I’ve also been rereading Why Christianity Must Change Or Die by Bishop John Shelby Spong (or “Jack” as he called himself when I heard him speak in Brantford this fall). It has been a great resource as I continue to journey through spiritual questions.

With the holidays upon us, I look forward to being in Perth with as many of the family as can be there. It’s been a while since I had a good feed of turkey, having gone to Swiss Chalet for Thanksgiving, so I’m looking forward to some of Mom’s best work. I jokingly refer to “Walton’s Mountain”. The food, the fireplace, the love of family, the snow in the historic beauty of Perth – what’s not to look forward to? I count myself blessed indeed, considering how emotionally difficult the holidays can be for so many.

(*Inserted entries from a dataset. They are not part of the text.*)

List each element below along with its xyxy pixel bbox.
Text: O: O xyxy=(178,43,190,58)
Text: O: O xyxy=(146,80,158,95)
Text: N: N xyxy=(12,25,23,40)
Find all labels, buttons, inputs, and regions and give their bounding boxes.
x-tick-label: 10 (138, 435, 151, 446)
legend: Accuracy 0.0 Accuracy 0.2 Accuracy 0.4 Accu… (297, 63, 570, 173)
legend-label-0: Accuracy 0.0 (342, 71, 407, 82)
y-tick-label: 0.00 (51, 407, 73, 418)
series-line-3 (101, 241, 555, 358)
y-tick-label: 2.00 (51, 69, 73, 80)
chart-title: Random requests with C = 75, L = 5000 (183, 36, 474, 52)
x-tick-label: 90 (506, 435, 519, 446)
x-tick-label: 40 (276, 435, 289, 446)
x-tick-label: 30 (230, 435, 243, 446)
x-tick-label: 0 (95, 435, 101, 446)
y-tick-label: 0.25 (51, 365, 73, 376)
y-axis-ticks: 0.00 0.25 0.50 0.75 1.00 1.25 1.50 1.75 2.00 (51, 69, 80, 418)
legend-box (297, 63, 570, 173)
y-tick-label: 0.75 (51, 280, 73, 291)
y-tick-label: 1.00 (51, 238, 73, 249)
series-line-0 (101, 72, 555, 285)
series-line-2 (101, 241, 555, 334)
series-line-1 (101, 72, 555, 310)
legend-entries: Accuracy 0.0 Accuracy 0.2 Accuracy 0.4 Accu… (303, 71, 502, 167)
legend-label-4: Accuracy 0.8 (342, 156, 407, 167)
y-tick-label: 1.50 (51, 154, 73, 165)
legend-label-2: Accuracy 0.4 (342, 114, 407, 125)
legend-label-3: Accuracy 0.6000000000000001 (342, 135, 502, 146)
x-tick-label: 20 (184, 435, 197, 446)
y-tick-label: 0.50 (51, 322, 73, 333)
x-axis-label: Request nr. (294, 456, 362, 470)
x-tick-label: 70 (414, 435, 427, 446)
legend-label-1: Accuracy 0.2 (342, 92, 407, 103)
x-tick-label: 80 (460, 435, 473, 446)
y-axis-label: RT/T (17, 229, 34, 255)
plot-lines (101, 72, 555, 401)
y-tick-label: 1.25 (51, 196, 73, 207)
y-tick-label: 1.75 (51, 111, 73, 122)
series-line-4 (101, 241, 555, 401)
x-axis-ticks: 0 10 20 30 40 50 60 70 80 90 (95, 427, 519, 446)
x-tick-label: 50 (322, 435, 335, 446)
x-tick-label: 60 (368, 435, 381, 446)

As for “the new millenium”, I’ve long been in the now growing camp that finally realizes the twenty-first century doesn’t start until 2001, but I’ll take fireworks whenever they’re offered! This 2000 craze misses the point that there was no Year Zero. As well, our calendar is so arbitrary – in a global sense it’s laughable - yet we virtually dictate to the world what year it ought to be. I wonder what year it is to, say, First Nations’ people or any number of other cultures around the world? The Jewish people are already at the Year 5670 (okay, so I read that in a Jewish newspaper editorial…I’m not that smart!)

It seems passing strange that so much money has been poured into fixing the Y2K problem – money spent by and for the same people who didn’t have the foresight to see that a two-digit year couldn’t last very long in a computer.

Stepping down from my soap-box(es), and beginning to listen to my Charlie Brown Christmas CD, I sincerely wish you all the best in the coming days, whatever the year, in whatever millenium - one sunrise and one sunset at a time!